Dean Harlan F. Stone, of Columbia Law School (now a justice of the United States Supreme Court), has a very thoughtful and able article on “The. Equitable Eights and Liabilities of Strangers to a Contract,” in 18 Columbia Law Eeview, No. 4, pages 291-324, continued in 19 Do., No. 3, pages 177-191, which will be hereinafter referred to. He discusses Tulk v. Moxhay, 2 Phillips 774, now to be referred to, and subsequent cases interpreting that ease.
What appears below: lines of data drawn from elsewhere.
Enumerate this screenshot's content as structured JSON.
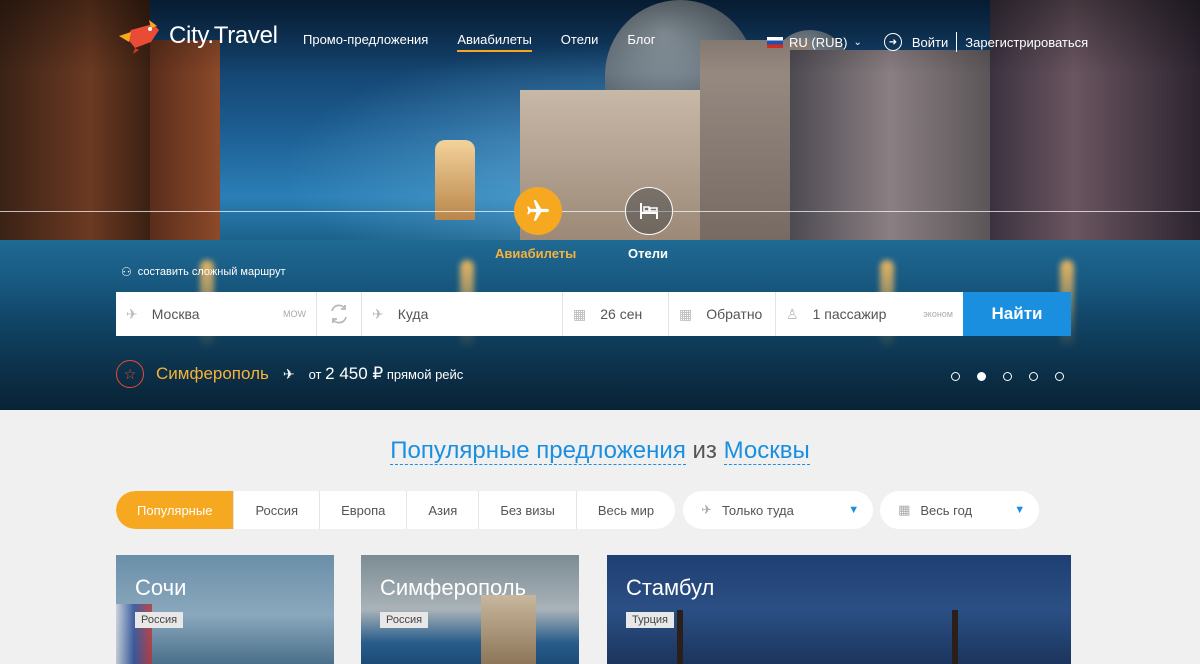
{
  "header": {
    "logo_text": "City.Travel",
    "nav": [
      "Промо-предложения",
      "Авиабилеты",
      "Отели",
      "Блог"
    ],
    "active_nav": "Авиабилеты",
    "currency": "RU (RUB)",
    "login": "Войти",
    "register": "Зарегистрироваться"
  },
  "hero": {
    "tab_air": "Авиабилеты",
    "tab_hotel": "Отели",
    "complex_route": "составить сложный маршрут"
  },
  "search": {
    "from": "Москва",
    "from_code": "MOW",
    "to_placeholder": "Куда",
    "date": "26 сен",
    "return_placeholder": "Обратно",
    "passengers": "1 пассажир",
    "class": "эконом",
    "find_button": "Найти"
  },
  "promo": {
    "city": "Симферополь",
    "price_prefix": "от",
    "price": "2 450 ₽",
    "flight_type": "прямой рейс",
    "slides_total": 5,
    "slide_active": 2
  },
  "popular": {
    "title_part1": "Популярные предложения",
    "title_part2": "из",
    "title_part3": "Москвы",
    "tabs": [
      "Популярные",
      "Россия",
      "Европа",
      "Азия",
      "Без визы",
      "Весь мир"
    ],
    "active_tab": "Популярные",
    "direction": "Только туда",
    "period": "Весь год",
    "cards": [
      {
        "city": "Сочи",
        "country": "Россия"
      },
      {
        "city": "Симферополь",
        "country": "Россия"
      },
      {
        "city": "Стамбул",
        "country": "Турция"
      }
    ]
  },
  "colors": {
    "accent_orange": "#f7a821",
    "accent_blue": "#1a8fe0",
    "promo_red": "#e94b35"
  }
}
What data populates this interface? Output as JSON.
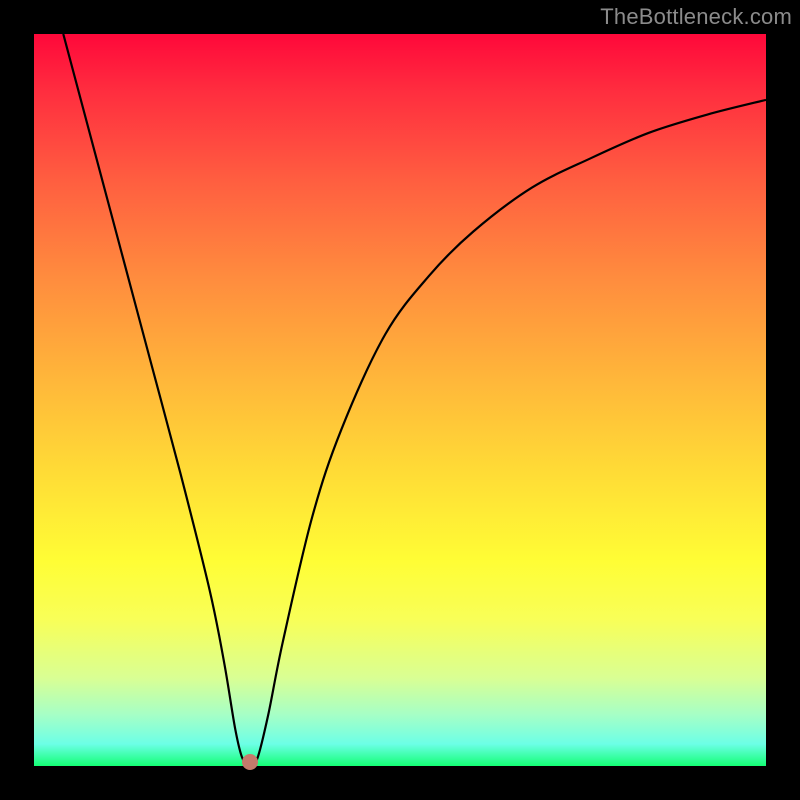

*35In Tulk v. Moxhay, supra, the owner of a piece of ground sold and conveyed a part of it, described as “Leicester Square Garden,” to a purchaser in 1808, who, amongst other things, covenanted that no building should ever be erected upon it. “The piece of land so conveyed passed by diverse mesne conveyances into the hands of the defendant, whose purchase deed contained no similar covenants with his vendor; but he admitted that he had purchased with notice of the covenant in the deed of 1808.” The purchaser asserted the right to build on it, if he thought fit, and the “plaintiff, who still remained the owner of several houses in the square, filed his bill for an injunction; and an injunction was granted by the Master of the Rolls.” A motion to dissolve was made before Lord Chancellor Cottenham, which was refused. The Lord Chancellor said: “That this court has jurisdiction to enforce a contract between the owner of land and his neighbor purchasing a part of it, that the latter shall either use or abstain from using the land purchased in a particular way, is what I never knew disputed. Here there is no question about the contract; the owner of certain houses in the square sells the land adjoining, with a covenant from the purchaser not to use it for any other purpose than as Square Garden. And it is now contended, not that the vendee could violate the contract, but that he might sell the piece of land, and that the purchaser from him may violate it without this court having the power to interfere. If that were so, it would be impossible for an owner of land to sell part of it without incurring the risk of rendering what he retains worthless. It is said that, the covenant being one which does not run with the land, this court cannot enforce it; but the question is, not whether the covenant runs with the land, but whether a party shall be *36permitted to use the land in a manner inconsistent with the contract entered into by his vendor, and with notice of which he purchased. Of course the price would be affected by the covenant, and nothing could be more inequitable than that the original purchaser should be able to sell the property the next day for a greater price, in consideration of the assignee being allowed to escape from the liability which he had himself undertaken.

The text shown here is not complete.